King, the BBG spokeswoman, noted that the survey was conducted during a difficult time for the media industry as a whole. "Our experience, including the uncertainty of possible job losses, as we retool and shift to match media changes, is not unique." When asked how the BBG ranked in previous surveys, she said the agency's scores were "about the same."
She said BBG management was responding to issues raised by its employees in the survey "through a series of actions to improve communication and leadership" and working "to understand and address underlying concerns."
Alhurra was the subject of a joint investigation launched in June 2008 by ProPublica and CBS' 60 Minutes. The investigation and a series of ProPublica articles revealed serious staff problems, financial mismanagement and long-standing concerns inside the U.S. government and Congress regarding Alhurra's content.
Joaquin Blaya, a BBG board member who was appointed to the agency by President Bush, dismissed the series recently as "old news." But a recent study, commissioned by the BBG and conducted by the University of Southern California's Center on Public Diplomacy, found persistent problems. The center's report concluded last summer that Alhurra fails to meet basic journalistic standards, suffers from poor programming and is plagued by perceived bias.
The BBG attempted to withhold the USC report from public scrutiny but was forced by Congress to make it public.
ProPublica's stories and others led to congressional inquiries in the House and Senate last summer. Blaya has declined to speak with ProPublica but met with congressional investigators who are reviewing Alhurra's work last fall.
In an interview with The National, an English-language newspaper in Abu Dhabi, Blaya said Alhurra has the support of the Obama administration and Congress. However, a senior administration official told ProPublica that Alhurra's future is under review and that no decisions have been made.
International broadcasting has long been a sore spot for lawmakers who often support the notion of using broadcasts to influence foreign audiences but question the end results. Some congressmen limit their focus to broadcasts that target specific countries of interest to their constituents. But some efforts have few patrons.

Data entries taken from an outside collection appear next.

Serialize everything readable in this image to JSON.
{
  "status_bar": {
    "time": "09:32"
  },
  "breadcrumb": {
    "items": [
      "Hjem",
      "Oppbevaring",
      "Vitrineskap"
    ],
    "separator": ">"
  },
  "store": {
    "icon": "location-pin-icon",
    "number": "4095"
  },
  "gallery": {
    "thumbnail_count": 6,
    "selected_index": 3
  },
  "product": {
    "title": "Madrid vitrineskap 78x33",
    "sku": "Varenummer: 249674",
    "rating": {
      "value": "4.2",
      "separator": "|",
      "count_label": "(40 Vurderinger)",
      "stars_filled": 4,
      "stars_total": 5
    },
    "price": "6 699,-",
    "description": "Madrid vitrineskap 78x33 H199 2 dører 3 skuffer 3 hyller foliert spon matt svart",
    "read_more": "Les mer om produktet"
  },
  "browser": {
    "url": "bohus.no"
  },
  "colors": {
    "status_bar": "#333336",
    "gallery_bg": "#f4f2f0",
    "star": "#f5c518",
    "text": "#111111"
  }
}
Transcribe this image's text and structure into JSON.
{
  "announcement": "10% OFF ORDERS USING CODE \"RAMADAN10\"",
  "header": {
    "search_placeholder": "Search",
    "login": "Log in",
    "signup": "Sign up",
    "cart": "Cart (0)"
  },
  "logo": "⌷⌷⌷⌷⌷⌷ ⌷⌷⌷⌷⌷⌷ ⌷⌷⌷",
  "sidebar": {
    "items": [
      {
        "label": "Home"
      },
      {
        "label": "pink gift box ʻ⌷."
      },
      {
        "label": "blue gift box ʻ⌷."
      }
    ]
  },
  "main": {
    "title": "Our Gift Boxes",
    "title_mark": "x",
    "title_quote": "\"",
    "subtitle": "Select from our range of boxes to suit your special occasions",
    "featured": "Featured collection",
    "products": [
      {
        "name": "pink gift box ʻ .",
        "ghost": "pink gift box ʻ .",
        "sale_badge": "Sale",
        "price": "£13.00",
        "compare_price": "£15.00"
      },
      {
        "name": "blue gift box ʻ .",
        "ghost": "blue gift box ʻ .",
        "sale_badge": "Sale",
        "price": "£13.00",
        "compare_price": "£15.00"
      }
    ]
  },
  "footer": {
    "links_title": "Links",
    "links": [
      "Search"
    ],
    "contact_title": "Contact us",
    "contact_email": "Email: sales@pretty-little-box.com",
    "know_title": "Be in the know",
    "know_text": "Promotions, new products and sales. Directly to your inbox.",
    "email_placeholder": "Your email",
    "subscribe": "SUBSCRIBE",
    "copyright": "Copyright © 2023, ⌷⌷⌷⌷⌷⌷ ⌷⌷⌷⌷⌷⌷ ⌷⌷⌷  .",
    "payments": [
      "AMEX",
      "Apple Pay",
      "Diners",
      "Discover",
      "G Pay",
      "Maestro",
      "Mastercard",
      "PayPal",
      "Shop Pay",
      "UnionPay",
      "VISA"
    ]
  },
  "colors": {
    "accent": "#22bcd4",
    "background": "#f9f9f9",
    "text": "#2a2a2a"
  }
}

Both the BBG and Alhurra have reached out to Sen. Ted Kaufman (D-DE). Kaufman was copied on an e-mail from Alhurra's president, Brian Conniff, congratulating the station's employees for their coverage of the November 2008 presidential election. Kaufman had served as a member of the BBG board, alongside Blaya, for the last decade. He stepped down after the election to fill the Delaware Senate seat vacated by his close friend and former boss, Vice President Joe Biden. Kaufman's interest in Alhurra is unclear. He was still on the board when it received copies of the USC study but his focus as a board member was on broadcasting into China.
One official who is likely to have a significant impact on Alhurra is Judith McHale, the new undersecretary of state for public diplomacy. McHale's predecessors in the Bush administration struggled to defend or resolve systemic problems at Alhurra. But McHale's background is in television programming and international broadcasting. She was the president and CEO of Discovery Communications and instrumental in developing Discovery Channel, which now has 100 channels telecast in more than 170 countries and 35 languages to more than 1 billion subscribers.
McHale is close to Secretary Clinton and one administration official said she is now reviewing memos written by transition team members on Alhurra and the BBG.
The Obama administration's transition report on international broadcasting was sharply critical of Alhurra, according to a person who served as a consultant. The team was led by Ernest J. Wilson III, dean of the Annenberg School for Communication at USC.
"The BBG was incredibly resistant to making any changes on Alhurra. I don't know what it will look like a year from now but no one on the transition team thought it was working," said the consultant, who offered to share private deliberations on the condition of anonymity.